Not like the trickster Gods of the Germans
Not like the callous God of the Greeks
Not like the emasculated God of the Americans.

God is the God of the Gospel
Rejoice

Thursday, January 6, 2011

un-edited meanderings (your welcome)

When I sit down and write, I am a messy writer. I will do anything to distract myself from distracting myself. At the moment it means resting the keyboard on top of the computer screen. (My display is an older model and leaves me plenty of room.)

I remember being so freaked about writing a paper for school that I nailed two 8 by 14 pieces of paper to the wall and wrote the introduction in graphite crayon.  

I’m suyre by now I’ve filled the that fake white paper in  Microsoft screne with tons of illegible blkdsjf;alkej fwdef and m,xcnvwa478jkdf, but I can’t care about that. I’m too busy tricking myself. I’ve an insane, intense, inglorious fear of writing. I don’;t know when it strated because I wrote quite well as a younger girl.  I’ve won two awards in college for writing (one for an opinion column and one for peotry), but I still squirm when it comes down to it.
It’s  not unusual, I think. I heard somewhere that the difference between a published writer and all the rest is that  the writer won’t give up. 

This is me not giving up.

A writer once  came to a school to give a lecture on becoming a writer. He opened by asking the students how many wanted to be serious writers. A whole sea of hands rose. “Then,” he said as he began to leave, “why you at aren’t home writing?” 

Pithy.

I’m not at the bagel shop.

It’s a new year. The last new years of my undergraduate career. I didn’t make all aa’s last semester but that’s ok.. …and even though I think my Shakespeare professor is quite possibly insane (the good kind), I am proud of the work I did for that particular class.

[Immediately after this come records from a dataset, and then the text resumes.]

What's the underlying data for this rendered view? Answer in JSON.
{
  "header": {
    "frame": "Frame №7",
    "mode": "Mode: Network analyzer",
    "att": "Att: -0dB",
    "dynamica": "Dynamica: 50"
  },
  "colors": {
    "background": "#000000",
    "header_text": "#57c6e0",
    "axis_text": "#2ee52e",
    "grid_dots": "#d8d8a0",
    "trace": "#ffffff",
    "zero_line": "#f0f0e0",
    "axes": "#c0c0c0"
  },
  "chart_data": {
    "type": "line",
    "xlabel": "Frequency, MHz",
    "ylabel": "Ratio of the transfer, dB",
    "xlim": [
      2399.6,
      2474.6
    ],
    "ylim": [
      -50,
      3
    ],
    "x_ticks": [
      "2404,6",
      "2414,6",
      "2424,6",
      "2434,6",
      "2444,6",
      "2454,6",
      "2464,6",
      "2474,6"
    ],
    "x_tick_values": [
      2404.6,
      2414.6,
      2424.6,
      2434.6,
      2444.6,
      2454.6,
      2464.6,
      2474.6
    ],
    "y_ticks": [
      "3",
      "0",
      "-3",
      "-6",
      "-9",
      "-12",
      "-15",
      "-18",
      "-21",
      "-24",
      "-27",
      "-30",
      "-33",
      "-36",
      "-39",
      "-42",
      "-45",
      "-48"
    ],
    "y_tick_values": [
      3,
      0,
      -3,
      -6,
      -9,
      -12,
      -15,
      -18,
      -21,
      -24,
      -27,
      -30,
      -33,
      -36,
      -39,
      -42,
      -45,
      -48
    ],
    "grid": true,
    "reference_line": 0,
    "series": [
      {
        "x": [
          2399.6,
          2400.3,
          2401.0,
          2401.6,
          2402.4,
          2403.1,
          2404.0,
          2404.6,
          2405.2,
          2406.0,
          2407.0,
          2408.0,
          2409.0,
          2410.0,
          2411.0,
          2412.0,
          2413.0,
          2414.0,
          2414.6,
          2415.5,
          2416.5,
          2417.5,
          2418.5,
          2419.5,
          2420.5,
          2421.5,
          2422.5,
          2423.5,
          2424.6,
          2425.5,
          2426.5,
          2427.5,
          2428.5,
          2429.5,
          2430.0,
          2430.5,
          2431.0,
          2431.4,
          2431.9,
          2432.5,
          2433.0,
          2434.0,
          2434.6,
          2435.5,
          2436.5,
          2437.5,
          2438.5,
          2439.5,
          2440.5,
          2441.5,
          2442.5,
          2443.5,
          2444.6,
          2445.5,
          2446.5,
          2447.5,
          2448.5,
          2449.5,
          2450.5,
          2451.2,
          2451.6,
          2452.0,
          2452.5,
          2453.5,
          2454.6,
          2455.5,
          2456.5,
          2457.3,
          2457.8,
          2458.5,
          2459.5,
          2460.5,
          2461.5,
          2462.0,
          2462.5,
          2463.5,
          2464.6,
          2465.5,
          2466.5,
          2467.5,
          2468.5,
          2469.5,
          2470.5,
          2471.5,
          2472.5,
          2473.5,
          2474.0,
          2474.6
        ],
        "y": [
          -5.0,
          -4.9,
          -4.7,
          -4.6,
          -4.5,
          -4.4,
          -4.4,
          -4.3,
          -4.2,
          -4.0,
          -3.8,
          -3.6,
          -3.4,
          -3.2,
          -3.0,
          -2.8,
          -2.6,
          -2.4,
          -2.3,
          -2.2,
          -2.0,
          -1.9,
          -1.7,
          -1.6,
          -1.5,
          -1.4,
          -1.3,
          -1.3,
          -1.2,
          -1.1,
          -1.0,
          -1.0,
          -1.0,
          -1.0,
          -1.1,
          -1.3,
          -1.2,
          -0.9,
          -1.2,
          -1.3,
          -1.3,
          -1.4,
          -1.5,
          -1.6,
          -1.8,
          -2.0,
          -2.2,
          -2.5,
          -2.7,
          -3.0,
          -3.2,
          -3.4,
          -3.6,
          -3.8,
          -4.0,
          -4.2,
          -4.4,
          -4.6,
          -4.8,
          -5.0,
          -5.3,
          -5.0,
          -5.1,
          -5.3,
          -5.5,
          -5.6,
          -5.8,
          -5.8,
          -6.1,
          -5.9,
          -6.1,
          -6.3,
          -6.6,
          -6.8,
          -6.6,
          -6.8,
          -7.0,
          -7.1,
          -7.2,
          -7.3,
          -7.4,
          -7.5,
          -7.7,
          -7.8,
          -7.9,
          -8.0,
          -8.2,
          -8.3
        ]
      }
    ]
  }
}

I’ve had to distract the wicked editor within. The computer screnen is off now and I’m seated.
Someones fire alarm keeps going off athte apartments across the street.
I imagine “oooo, perhaps if I put the peanut and butter jelly sandwhich in the toaster it will taste better “ being thought each time the alarm goes off. 

College kids
You love them or hate them

This year is only slightly different from laszt year. 

Last year I was gioing to save the soul of new york city. This year I want to live on a farm  and grow green beens.s  It seems like a big difference , but really the similarities lie in the pronoun “I”. It’s all about what I want (damnit!) [sorry].
There goes that alarm
Beep beep beep……beep beep beep…..beep
Good, someone shut (beep beep) if off.
How distracting. Now I’ve got to do something entirely desperate. Now I must turn the computer screne off.
There, that’s better. As ai WAS SAYING, Y, ITS Always oubt me (ooh, gotta whatch that caps lock light) But not so much anymore. This has been a difficult semester emotionally, though granted they all are (yes,m, I do frequently ride the whambulence), but God has shown me many different things:

  1. He’s shown himself. I’ve a stronger, inexplicable desire to read the bible. I pray. I seek his counsel for things.. It’s not just because I know I’ve got nothing on me, it’s just a natural pull towards him. A pull I didn’t put there and I believe won’t be going away. I praise his name so much. My heart has felt so cold and dead for so long. I can breathe his name and not feel hypocritical. I don’t feel a huge burst of religious energy. It’s more like being pulled up stream by a warm river.  (oh dear, I feel a  a poem coming on).

Actually, I’m satisfied with talking about 1 right now. 
Life is pretty much the same. Laws of gravity apply and I still eat way too much macaroni and cheese (sorry Matt). Yet my hearts at peace with God and the sky is a stark-dreamy blue.

Thanks for reading an un-edited blog.